Early markers of allergic disease in a primary prevention study using probiotics: 2.5-year follow-up phase
Article first published online: 10 OCT 2008
© 2008 The Authors. Journal compilation © 2008 Blackwell Munksgaard
Volume 63, Issue 11, pages 1481–1490, November 2008
How to Cite
Prescott, S. L., Wiltschut, J., Taylor, A., Westcott, L., Jung, W., Currie, H. and Dunstan, J. A. (2008), Early markers of allergic disease in a primary prevention study using probiotics: 2.5-year follow-up phase. Allergy, 63: 1481–1490. doi: 10.1111/j.1398-9995.2008.01778.x
- Issue published online: 10 OCT 2008
- Article first published online: 10 OCT 2008
- Accepted for publication 1 April 2008
- allergic disease;
- allergy prevention;
- ‘hygiene hypothesis’;
- toll-like receptors
Background: We previously reported that a Lactobacillus acidophilus probiotic strain (LAFTI® L10/LAVRI-A1) given for the first 6 months of life increased the risk of allergen sensitization at 1 year of age.
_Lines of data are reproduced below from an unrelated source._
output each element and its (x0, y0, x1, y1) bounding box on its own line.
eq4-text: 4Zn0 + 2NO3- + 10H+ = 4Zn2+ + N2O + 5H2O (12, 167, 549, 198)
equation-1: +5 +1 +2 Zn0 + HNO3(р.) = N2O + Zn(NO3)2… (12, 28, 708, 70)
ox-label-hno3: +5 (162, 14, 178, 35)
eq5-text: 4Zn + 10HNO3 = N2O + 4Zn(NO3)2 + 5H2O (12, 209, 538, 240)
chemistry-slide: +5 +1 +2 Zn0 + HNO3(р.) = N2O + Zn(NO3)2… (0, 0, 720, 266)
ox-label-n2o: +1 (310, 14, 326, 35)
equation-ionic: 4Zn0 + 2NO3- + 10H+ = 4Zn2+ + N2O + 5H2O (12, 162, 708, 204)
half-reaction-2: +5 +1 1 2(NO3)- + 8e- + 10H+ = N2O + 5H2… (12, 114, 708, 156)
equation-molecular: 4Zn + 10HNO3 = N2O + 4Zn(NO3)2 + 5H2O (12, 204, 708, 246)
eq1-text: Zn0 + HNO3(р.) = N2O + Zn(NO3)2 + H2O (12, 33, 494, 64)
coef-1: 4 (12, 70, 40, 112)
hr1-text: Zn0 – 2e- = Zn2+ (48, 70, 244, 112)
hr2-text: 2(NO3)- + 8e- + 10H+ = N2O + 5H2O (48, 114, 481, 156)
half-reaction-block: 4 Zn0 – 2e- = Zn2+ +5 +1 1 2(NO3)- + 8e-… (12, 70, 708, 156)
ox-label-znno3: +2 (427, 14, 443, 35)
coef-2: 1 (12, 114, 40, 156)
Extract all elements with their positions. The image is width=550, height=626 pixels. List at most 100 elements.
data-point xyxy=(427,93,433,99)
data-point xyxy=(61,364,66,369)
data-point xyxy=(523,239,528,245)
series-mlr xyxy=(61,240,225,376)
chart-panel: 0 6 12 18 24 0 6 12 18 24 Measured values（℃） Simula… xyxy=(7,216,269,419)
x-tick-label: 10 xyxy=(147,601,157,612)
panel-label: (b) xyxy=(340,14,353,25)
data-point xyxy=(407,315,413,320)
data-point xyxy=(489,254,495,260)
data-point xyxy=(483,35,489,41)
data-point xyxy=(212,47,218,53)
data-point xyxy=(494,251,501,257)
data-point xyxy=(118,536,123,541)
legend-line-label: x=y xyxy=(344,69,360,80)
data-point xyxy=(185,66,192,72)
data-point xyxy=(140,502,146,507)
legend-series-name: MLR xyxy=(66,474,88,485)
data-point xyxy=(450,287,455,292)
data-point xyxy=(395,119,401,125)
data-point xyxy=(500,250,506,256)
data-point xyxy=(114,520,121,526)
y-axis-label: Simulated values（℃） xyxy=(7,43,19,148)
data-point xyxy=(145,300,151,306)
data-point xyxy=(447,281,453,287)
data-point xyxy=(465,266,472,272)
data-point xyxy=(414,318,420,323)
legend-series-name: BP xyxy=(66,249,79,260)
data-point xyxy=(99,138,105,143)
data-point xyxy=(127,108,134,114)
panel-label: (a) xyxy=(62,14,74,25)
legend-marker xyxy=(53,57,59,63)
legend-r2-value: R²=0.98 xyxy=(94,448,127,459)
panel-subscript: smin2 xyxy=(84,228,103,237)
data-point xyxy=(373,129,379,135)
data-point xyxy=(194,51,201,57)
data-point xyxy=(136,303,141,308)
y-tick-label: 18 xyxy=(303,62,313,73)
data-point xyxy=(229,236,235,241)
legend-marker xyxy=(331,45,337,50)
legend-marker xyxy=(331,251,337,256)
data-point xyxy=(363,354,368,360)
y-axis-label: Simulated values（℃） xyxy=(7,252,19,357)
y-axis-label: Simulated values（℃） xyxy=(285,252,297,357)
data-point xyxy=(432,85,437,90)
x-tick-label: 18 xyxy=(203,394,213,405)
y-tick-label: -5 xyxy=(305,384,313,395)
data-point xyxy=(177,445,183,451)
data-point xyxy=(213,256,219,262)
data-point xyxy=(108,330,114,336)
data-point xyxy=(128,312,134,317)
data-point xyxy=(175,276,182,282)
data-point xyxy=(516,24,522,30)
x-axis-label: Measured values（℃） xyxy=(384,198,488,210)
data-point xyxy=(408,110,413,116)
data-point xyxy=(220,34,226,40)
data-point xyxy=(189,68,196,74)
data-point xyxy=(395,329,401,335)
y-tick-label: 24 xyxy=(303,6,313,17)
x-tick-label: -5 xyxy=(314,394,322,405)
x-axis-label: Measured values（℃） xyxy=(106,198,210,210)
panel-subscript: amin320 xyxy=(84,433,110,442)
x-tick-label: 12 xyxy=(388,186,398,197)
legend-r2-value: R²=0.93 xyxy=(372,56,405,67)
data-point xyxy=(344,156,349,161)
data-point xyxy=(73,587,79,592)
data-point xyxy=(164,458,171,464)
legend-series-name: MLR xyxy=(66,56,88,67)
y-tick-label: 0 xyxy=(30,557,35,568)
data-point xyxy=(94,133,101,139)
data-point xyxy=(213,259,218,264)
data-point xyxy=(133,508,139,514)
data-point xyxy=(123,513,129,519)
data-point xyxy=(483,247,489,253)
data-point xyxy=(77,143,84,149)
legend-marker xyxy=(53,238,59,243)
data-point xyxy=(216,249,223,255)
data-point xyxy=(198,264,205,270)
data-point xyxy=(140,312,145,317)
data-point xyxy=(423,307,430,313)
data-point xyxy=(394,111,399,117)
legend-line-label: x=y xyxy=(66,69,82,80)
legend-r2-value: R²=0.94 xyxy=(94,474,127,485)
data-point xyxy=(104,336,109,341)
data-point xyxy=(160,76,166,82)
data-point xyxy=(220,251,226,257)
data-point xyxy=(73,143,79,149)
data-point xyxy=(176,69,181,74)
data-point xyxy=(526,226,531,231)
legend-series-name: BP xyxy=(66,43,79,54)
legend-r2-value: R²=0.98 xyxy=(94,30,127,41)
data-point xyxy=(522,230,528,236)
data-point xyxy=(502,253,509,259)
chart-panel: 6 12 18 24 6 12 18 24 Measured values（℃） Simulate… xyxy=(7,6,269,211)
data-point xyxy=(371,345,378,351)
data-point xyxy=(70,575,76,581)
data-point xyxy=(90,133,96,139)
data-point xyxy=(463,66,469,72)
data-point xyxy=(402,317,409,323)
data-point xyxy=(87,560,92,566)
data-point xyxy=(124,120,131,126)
Methods: To assess the effects on subsequent allergic outcomes, 153 children from the initial prevention cohort (n = 178) were reviewed at 2.5 years of age. Clinical outcomes were assessed in relation to (i) probiotic supplementation; and (ii) immune function previously assessed at 6 months of age.
Results: Supplementation with this probiotic did not reduce the risk of dermatitis at 2.5 years (31/74, 42%) compared with that in placebo group (25/76, 34%). There was no significant reduction in any other allergic disease or allergen sensitization. Inhalant sensitization at 2.5 years (n = 29) was associated with higher proportions of circulating CD4+ CD25+ regulatory T-cell populations (P = 0.005) and higher allergen-induced FOXP3 levels (P = 0.003) at 6 months. This was also seen in children with dermatitis. Children with dermatitis at 2.5 years also had significantly lower toll-like receptor 4 lipopolysaccharide responses at 6 months of age (IL-12 P = 0.04, IL-6 P = 0.039) and lower polyclonal (PHA) responses (IFN-γP = 0.005, IL-10 P = 0.001, and IL-6 P = 0.001). Children who had previously received the probiotic had fewer gastrointestinal infections in the preceding 18 months (P = 0.023).
Conclusion: The LAFTI® L10 probiotic strain did not have any significant effect on allergy outcomes. Allergic children showed a number of early differences in immune function including altered regulatory T-cell markers and innate immune function.